Inhaling the smog never felt so good.

I half-expect him to say that sex feels much better than a Belmont, but he’s smarter than that, he’s had enough grass thrown at his face for a night.

I keep the tar—the chemicals—the cancer inside of me, much longer than I should have, savoring death’s puckered lips as it coalesces inside. Satisfied, I exhale through my nose, enjoying the burning tinge as it escapes my inner cavity.

I stare at the highway, which, at the moment, is empty, as though the entire world has given me the privacy to expunge my feelings, like some X-Factor bullshit.

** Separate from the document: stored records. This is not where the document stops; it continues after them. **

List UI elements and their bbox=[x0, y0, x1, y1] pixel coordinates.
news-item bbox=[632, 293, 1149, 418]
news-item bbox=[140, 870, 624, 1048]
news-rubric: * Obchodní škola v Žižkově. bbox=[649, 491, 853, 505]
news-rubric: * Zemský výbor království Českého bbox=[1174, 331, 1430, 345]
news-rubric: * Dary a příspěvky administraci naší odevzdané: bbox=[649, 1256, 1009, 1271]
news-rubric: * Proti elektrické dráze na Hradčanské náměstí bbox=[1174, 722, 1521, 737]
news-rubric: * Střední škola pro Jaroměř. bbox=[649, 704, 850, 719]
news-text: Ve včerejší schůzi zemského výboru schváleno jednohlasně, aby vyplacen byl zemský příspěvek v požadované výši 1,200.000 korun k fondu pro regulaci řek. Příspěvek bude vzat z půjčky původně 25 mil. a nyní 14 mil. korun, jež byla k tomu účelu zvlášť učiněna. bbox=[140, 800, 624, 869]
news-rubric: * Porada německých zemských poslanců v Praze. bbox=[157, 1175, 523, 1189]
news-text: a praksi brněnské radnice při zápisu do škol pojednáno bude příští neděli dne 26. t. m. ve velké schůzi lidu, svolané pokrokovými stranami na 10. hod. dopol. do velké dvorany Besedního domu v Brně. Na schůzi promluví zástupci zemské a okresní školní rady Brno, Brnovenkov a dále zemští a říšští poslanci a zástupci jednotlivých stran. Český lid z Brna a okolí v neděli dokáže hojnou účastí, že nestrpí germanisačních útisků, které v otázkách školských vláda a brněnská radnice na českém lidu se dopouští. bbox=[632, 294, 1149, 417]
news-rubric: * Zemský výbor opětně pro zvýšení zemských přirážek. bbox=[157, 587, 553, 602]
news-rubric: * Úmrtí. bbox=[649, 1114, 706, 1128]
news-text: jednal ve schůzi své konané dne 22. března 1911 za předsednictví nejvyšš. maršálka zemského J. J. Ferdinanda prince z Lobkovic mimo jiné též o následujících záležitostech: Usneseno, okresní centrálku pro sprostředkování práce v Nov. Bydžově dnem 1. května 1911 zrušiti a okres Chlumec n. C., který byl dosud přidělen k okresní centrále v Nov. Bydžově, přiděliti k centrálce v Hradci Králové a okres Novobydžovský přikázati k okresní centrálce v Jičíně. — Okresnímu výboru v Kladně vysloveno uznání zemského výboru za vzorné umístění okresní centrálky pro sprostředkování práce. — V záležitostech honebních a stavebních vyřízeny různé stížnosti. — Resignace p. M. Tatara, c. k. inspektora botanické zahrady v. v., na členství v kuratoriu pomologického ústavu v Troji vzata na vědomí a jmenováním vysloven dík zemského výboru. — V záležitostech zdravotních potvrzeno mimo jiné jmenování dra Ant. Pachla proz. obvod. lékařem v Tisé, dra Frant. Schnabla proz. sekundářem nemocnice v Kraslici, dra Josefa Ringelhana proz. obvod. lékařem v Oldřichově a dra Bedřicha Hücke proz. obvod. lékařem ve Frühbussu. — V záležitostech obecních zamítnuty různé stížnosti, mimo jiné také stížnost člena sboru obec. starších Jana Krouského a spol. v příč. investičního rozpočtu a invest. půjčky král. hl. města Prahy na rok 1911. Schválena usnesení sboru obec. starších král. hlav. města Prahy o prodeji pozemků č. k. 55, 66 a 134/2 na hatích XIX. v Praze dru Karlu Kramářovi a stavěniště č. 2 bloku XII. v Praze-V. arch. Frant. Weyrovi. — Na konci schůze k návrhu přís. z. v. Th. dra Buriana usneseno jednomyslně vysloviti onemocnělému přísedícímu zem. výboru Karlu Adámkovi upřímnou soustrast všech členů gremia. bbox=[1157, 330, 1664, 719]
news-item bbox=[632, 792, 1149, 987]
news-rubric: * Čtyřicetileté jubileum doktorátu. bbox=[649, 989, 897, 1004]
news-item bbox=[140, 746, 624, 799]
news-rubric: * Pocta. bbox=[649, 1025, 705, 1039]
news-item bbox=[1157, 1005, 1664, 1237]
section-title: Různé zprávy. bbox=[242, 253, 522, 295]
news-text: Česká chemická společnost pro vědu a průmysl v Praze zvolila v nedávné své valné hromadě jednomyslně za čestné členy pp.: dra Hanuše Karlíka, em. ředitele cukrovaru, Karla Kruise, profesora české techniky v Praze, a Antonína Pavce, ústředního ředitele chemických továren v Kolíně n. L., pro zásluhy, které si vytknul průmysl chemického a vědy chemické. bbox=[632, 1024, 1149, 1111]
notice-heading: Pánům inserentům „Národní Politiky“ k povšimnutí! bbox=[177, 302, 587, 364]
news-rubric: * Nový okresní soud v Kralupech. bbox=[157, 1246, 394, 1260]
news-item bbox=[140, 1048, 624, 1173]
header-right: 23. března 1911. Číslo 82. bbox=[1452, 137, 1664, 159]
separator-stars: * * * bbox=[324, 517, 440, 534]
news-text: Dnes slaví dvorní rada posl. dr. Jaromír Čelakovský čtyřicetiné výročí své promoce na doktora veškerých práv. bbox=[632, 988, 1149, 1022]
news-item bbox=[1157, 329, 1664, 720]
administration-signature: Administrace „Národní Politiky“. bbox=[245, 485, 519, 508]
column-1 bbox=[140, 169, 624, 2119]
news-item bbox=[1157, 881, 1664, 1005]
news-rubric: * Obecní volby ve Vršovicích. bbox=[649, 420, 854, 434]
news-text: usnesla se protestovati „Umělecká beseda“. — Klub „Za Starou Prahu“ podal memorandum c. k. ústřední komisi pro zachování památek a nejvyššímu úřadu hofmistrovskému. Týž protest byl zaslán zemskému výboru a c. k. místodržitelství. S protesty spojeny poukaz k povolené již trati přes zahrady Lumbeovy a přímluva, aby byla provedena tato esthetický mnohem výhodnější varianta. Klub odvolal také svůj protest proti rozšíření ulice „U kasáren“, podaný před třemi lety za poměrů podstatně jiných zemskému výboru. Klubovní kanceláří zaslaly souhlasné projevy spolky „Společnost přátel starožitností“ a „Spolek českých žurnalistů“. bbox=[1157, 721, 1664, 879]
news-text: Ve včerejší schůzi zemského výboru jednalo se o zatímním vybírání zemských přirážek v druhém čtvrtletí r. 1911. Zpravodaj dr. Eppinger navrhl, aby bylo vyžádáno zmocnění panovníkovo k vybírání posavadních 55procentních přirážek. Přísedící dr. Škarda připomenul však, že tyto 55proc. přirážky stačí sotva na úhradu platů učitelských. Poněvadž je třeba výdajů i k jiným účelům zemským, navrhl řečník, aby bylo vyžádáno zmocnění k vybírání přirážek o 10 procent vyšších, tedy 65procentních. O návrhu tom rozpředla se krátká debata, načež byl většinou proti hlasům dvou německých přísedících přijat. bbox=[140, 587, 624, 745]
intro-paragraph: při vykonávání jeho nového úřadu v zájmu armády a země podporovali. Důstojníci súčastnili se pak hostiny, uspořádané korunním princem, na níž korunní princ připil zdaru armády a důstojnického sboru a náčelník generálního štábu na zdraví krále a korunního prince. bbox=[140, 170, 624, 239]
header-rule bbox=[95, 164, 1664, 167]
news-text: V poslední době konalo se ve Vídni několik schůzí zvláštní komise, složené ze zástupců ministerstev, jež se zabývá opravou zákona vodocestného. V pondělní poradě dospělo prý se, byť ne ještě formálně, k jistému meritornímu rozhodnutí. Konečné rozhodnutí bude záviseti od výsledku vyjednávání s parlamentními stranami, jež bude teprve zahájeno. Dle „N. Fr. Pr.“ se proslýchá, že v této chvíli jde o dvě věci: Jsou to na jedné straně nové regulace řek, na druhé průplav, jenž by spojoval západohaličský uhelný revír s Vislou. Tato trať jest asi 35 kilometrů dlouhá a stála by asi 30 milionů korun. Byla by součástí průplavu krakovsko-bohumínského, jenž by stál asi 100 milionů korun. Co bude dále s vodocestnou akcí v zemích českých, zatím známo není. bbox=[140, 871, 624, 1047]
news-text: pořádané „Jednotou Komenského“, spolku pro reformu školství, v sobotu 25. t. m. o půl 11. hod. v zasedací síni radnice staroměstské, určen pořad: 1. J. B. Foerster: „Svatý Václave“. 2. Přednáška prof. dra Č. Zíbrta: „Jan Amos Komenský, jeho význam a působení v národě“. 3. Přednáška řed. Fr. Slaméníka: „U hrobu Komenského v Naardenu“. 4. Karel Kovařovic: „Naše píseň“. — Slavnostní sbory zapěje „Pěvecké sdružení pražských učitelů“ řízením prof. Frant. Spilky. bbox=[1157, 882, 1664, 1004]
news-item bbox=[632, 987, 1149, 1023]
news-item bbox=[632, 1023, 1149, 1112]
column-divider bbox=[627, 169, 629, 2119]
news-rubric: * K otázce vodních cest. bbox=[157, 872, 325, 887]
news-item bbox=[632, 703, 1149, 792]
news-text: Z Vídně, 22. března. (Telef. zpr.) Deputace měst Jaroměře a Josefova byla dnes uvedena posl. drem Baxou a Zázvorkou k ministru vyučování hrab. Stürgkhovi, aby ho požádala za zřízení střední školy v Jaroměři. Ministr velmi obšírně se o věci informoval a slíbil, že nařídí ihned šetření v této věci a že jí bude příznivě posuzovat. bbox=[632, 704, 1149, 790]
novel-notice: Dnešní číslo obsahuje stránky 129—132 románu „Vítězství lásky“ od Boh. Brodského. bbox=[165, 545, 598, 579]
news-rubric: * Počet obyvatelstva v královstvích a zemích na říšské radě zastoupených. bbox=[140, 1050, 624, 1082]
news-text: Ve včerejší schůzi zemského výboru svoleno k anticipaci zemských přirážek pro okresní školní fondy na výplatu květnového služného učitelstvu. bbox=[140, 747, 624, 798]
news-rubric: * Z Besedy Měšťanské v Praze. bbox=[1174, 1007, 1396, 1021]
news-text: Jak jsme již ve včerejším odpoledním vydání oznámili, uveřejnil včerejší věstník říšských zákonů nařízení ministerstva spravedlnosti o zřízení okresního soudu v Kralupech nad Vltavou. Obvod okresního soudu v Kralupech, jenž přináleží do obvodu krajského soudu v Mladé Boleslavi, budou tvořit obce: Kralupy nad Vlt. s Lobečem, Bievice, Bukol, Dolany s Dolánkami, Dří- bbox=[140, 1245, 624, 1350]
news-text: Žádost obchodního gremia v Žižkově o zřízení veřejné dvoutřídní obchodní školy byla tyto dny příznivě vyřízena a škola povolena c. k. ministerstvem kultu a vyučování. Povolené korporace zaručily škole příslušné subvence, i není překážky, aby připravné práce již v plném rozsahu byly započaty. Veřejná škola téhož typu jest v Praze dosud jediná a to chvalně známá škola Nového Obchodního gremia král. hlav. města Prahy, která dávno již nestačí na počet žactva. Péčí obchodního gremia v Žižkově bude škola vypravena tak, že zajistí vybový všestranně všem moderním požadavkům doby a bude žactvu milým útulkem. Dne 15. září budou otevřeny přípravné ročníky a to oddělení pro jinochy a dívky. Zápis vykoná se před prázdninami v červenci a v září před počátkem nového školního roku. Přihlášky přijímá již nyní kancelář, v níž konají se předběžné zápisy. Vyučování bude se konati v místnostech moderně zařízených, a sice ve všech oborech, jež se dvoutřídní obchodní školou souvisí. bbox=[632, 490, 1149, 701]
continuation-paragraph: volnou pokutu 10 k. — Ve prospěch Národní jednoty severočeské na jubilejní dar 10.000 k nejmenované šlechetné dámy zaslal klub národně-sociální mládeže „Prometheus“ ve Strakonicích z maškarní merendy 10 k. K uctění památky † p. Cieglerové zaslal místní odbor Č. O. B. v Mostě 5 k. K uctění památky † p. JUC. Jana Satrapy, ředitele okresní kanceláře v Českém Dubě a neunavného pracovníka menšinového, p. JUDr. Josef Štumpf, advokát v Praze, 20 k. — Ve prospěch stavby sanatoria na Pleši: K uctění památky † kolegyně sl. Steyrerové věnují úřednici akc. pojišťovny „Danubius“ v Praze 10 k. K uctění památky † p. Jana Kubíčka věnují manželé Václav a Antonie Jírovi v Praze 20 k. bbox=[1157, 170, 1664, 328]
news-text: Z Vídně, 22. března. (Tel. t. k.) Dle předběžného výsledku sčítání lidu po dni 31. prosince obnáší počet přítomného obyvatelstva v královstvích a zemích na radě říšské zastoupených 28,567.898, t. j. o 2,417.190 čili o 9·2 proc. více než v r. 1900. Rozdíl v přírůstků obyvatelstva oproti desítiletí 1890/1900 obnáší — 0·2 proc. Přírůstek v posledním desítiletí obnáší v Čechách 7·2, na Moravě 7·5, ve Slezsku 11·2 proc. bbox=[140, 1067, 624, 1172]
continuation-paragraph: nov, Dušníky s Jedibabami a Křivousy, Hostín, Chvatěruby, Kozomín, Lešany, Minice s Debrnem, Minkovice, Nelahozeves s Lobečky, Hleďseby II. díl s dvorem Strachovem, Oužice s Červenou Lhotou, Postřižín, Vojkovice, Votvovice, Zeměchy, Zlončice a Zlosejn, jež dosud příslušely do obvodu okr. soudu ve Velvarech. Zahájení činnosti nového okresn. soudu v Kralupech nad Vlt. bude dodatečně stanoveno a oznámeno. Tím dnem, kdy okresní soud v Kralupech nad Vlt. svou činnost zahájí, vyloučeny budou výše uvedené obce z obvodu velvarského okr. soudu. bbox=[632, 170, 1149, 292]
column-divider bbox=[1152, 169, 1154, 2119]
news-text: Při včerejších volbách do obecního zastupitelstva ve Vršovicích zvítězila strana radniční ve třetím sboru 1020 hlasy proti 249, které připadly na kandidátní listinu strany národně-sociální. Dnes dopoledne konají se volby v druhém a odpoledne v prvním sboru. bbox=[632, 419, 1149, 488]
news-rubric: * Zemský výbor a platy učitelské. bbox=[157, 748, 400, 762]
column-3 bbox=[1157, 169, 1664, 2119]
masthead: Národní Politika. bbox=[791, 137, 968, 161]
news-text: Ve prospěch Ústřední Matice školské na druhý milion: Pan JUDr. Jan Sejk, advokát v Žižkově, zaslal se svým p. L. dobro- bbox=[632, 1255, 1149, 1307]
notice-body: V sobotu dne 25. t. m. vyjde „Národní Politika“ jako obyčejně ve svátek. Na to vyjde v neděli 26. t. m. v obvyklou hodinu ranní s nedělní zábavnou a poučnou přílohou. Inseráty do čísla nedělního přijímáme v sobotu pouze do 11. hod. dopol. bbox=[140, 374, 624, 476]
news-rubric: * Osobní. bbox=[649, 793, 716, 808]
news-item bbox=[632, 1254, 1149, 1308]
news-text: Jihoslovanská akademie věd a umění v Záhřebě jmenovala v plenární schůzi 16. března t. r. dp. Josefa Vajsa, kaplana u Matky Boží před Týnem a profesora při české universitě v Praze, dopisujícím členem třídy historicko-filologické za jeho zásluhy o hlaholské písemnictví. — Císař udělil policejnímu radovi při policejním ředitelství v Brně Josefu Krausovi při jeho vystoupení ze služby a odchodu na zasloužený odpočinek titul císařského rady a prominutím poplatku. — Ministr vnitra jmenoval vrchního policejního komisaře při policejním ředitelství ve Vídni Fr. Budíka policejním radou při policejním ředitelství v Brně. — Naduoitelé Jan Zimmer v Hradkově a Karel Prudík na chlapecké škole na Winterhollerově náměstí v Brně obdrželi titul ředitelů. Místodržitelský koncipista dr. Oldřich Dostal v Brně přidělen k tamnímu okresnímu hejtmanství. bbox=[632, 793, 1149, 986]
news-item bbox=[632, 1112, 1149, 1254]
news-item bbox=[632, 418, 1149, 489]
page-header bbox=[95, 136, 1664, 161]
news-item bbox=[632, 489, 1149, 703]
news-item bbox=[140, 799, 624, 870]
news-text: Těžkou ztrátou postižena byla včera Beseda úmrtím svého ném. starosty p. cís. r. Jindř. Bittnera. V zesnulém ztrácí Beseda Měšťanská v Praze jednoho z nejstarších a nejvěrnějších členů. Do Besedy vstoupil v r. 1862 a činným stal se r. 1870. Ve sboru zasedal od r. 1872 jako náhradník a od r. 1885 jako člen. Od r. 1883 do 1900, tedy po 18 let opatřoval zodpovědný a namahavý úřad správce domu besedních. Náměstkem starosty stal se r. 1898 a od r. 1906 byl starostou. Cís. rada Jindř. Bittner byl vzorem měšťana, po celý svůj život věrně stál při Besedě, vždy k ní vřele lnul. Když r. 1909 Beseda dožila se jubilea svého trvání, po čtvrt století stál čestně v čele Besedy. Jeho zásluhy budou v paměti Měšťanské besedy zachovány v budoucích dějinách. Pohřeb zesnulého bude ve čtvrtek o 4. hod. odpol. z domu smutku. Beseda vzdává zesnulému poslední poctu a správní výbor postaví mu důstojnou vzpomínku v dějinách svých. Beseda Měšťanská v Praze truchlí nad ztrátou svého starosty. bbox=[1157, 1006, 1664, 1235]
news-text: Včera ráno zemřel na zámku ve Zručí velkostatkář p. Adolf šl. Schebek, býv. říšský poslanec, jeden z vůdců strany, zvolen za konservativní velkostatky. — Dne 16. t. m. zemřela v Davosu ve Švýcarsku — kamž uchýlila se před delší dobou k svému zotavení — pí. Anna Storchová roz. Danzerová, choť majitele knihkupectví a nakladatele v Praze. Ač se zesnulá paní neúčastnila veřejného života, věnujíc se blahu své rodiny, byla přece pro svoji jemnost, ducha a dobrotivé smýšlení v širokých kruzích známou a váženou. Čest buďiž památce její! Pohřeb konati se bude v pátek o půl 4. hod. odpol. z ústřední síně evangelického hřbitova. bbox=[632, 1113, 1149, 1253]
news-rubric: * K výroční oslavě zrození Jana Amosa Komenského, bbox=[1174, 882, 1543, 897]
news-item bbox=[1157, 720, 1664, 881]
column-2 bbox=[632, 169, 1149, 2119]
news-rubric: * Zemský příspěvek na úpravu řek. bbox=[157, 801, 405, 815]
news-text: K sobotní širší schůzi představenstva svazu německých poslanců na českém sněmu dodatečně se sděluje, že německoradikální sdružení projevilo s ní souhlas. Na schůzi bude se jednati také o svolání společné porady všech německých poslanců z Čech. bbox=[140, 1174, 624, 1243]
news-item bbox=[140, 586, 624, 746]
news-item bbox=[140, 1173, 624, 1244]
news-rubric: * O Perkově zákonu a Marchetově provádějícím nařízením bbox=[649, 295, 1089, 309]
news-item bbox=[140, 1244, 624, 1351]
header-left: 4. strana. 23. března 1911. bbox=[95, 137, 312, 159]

I tell him that I’m okay. I don’t look at him. He knows me too well, each and every layer of my onion. I keep my eyes focused on the sidewalk of the road where a scuffle is currently taking place. Two drunk individuals—a man and a woman—the woman screaming as she flails her arms about like an inflatable man at a car dealership, the man stands idle, passive.

“How’s you and Emily?” I ask.

“We’re good, bro. We’re good,” He tells me. I can tell that he’s happy, which is a good thing. It’s been awhile since he’s been that way, though it seems that we experience the polar opposite of what each other is feeling.

Today he is smiling. Tonight, I am frowning.

I ask him if he loves her. He pauses, considering the implication. Brett looks at me and says, “Yeah, I think I do. I think I can—I think I can love her.”

“Have you told her?” I ask, grey plumes exiting my mouth each time I utter a word.

“No, I’m waiting for her to say it first, as penance,” he says, his mouth stretched like that of a Cheshire.

“What for?”

He chuckles, “For breaking up with me a year and a half ago.”

“Ah well, I’m glad you guys are back together,” I tell him sheepishly.

“Sometimes I say it in my head whenever I’m with her, ‘Can I just tell you that I love you, cause I really love you’ and then it turns out that I’ve been staring at her without saying anything, anything at all, for a really, really long period of time,” He says, embarrassed.

We both laugh at this. We laugh at how incredulous the notion is yet how to true to home it sounds. What is love in this day and age anyways? I theorize that it might just be something superficial, akin to everything else.

After this momentary lapse of levity, everything turns quiet, everything, even the wind, becomes still.

We don’t speak. Not even a word.

The cigarette is nearly culled; the visible reddish hue amongst the lingering ash consumes the last of what was once ingestible. I keep the smoke inside of me for as long as I can, maintaining the buzz if not just for a little while longer, even if it burns.

Brett looks at me as I fumigate. The smoke: thick, dense, and longing to be dispersed. “You know, sex feels a lot better than a cigarette,” he says.

“Yeah, well at least I’m fairly close.” I chuckle, lamenting on how spot on I was. I stare at it, the smoke, as it experiences the freedom of the moonlit sky, and the briskness of the stagnant air, and then disappears.